Interestingly, many of the contractor’s insurance obligations within the Insurance Exhibit are not listed as optional. However some of the insurance – such as maritime liability insurance – is applicable only in limited situations. The required and optional insurance coverage listed in the Insurance Exhibit reflect an overall goal by the AIA to give contracting parties more flexibility to tailor their contracts in accordance with each project and the insurance needs implicated by each project.
Industry Trends Reflected by AIA Changes
The addition of the Insurance Exhibit, as well as more specific coverage language in the abbreviated forms such as the A105, indicates a policy objective to encourage parties to include insurance provisions at the outset of the construction project. The new insurance provisions prompt both the owner and contractor to determine adequate coverage amounts prior to the commencement of work, leading to fewer surprises during the project.

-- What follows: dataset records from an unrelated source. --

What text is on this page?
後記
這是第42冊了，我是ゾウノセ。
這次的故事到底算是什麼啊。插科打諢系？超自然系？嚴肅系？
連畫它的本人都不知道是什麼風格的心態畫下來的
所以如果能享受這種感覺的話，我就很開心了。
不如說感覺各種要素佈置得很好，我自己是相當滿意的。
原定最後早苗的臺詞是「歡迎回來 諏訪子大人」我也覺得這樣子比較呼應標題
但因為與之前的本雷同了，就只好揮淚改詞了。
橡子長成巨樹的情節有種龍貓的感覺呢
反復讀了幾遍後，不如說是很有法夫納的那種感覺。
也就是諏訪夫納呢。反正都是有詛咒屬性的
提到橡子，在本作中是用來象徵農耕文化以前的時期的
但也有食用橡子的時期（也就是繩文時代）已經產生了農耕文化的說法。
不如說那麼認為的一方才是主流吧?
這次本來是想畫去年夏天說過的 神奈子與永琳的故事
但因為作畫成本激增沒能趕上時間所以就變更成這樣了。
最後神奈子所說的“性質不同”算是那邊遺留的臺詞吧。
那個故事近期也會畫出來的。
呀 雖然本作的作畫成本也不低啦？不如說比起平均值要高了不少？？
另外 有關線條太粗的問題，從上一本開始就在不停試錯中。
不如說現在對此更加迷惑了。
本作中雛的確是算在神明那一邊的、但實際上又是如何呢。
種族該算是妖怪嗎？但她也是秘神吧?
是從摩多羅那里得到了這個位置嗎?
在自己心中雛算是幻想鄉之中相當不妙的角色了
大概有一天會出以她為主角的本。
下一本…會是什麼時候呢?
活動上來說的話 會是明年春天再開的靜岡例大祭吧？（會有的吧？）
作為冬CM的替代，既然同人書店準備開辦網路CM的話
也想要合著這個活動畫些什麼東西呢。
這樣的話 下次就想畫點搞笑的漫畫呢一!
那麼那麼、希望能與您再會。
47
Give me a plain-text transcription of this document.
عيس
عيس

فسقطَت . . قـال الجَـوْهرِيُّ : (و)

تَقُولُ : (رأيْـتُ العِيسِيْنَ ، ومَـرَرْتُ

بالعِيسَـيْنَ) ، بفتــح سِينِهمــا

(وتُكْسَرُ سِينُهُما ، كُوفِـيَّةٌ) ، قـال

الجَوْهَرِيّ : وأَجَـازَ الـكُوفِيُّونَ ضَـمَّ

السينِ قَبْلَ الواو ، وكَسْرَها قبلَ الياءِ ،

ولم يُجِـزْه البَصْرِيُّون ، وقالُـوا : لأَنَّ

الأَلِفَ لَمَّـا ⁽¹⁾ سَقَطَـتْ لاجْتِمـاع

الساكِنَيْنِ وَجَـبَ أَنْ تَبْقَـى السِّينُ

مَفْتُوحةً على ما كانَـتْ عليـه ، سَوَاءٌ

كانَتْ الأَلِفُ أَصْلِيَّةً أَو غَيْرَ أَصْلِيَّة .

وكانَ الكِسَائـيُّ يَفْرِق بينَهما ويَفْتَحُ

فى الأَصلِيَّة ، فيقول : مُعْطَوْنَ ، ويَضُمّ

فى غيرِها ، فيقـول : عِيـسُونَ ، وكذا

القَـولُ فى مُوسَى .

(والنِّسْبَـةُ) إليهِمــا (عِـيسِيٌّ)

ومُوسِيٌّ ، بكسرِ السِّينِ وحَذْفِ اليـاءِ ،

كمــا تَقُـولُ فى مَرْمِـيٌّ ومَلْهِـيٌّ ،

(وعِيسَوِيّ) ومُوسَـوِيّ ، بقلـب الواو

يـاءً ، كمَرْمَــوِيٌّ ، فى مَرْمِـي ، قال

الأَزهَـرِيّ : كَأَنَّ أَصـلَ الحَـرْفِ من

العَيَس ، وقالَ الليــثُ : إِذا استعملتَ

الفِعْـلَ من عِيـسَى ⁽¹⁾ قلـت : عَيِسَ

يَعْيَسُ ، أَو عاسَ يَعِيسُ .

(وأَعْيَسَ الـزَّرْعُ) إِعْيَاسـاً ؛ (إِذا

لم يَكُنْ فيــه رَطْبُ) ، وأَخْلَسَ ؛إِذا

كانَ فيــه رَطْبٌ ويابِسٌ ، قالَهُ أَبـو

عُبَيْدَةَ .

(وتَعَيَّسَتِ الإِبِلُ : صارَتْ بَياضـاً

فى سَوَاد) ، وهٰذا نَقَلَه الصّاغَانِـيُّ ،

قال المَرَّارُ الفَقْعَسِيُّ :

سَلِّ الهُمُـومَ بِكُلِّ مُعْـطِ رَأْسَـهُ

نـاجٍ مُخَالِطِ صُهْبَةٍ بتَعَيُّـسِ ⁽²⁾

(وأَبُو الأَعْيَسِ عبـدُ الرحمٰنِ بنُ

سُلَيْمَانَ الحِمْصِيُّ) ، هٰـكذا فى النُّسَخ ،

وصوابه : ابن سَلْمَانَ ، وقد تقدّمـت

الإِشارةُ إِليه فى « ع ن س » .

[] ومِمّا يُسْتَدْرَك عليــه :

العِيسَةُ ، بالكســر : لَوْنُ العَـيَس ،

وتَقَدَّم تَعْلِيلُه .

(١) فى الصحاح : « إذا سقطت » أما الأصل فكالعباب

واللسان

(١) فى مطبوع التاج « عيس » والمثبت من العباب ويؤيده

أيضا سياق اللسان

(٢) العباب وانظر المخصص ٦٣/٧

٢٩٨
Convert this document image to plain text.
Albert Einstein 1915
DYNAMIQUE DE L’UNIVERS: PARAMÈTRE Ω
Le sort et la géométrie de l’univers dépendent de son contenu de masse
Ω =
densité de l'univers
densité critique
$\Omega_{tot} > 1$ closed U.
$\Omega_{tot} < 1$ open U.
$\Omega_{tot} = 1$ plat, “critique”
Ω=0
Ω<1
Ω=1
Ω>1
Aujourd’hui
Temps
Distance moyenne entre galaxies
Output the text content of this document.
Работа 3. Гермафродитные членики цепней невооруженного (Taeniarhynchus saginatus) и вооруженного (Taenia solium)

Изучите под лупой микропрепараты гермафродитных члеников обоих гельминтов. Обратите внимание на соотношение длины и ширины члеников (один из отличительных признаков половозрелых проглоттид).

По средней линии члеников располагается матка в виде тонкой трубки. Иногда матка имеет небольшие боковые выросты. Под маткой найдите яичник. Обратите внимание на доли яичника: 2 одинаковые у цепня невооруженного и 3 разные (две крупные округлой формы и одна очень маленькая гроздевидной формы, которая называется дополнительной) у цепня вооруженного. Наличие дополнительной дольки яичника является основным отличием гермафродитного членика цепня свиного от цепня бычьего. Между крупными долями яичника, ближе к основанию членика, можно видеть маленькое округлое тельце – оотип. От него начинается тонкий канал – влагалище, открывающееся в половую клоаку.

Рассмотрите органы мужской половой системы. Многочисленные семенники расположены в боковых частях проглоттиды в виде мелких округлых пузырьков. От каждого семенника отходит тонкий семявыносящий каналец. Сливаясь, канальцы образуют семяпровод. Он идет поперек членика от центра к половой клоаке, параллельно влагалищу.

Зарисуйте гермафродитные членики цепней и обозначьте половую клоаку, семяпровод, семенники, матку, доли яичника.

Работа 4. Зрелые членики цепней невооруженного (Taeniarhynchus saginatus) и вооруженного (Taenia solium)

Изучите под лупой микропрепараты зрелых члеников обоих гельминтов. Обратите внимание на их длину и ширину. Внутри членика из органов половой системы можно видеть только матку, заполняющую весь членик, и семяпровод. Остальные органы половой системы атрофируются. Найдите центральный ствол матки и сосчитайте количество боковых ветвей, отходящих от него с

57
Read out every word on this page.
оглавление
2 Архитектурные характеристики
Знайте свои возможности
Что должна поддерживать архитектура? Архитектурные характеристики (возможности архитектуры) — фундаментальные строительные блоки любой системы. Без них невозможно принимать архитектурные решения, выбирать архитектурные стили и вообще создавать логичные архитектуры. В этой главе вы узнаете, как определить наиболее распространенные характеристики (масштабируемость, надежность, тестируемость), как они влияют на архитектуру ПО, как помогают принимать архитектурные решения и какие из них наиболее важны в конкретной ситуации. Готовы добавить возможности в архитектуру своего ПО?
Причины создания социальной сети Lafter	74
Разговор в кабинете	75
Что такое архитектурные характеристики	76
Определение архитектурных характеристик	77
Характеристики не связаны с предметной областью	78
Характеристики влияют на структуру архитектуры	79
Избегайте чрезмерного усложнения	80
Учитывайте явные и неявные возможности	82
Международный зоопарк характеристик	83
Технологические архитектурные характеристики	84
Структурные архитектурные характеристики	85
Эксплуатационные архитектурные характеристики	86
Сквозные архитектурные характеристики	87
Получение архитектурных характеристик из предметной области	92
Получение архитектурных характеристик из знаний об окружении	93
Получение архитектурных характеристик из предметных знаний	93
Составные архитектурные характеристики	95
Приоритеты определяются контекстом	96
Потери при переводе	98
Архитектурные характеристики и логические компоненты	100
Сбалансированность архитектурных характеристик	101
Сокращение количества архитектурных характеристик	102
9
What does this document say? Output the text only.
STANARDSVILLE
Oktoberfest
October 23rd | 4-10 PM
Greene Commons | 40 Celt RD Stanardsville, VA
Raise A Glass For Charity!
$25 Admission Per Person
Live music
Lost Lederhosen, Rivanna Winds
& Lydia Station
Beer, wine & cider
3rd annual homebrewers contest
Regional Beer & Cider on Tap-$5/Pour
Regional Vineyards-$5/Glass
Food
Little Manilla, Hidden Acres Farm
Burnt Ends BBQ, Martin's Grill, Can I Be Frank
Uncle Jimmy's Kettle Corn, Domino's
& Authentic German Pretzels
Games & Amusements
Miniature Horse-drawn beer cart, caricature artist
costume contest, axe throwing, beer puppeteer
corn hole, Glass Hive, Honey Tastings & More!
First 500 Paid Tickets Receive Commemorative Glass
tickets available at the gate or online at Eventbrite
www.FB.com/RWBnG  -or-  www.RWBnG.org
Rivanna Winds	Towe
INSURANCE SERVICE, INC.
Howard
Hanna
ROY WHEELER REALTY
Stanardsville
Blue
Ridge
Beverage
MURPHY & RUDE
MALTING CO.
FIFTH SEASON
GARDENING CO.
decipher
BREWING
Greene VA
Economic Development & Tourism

The 2017 updates also reflect the technological advances within the industry. Provisions for electronic receipt of notice, as well as bolstered language regarding protocols for digital exchange of information and the use of BIMs, has brought the AIA contract forms up to current industry standards.
Perhaps most significantly, the AIA has added numerous opportunities for contractors and owners to “tailor” the contract to fit individual project needs and requirements. The ability to select whether and how certain contract provisions apply will afford parties the ability to truly customize the AIA contracts.
Once the 2007 AIA contract forms expire on October 31 only the new 2017 AIA contract forms will be available.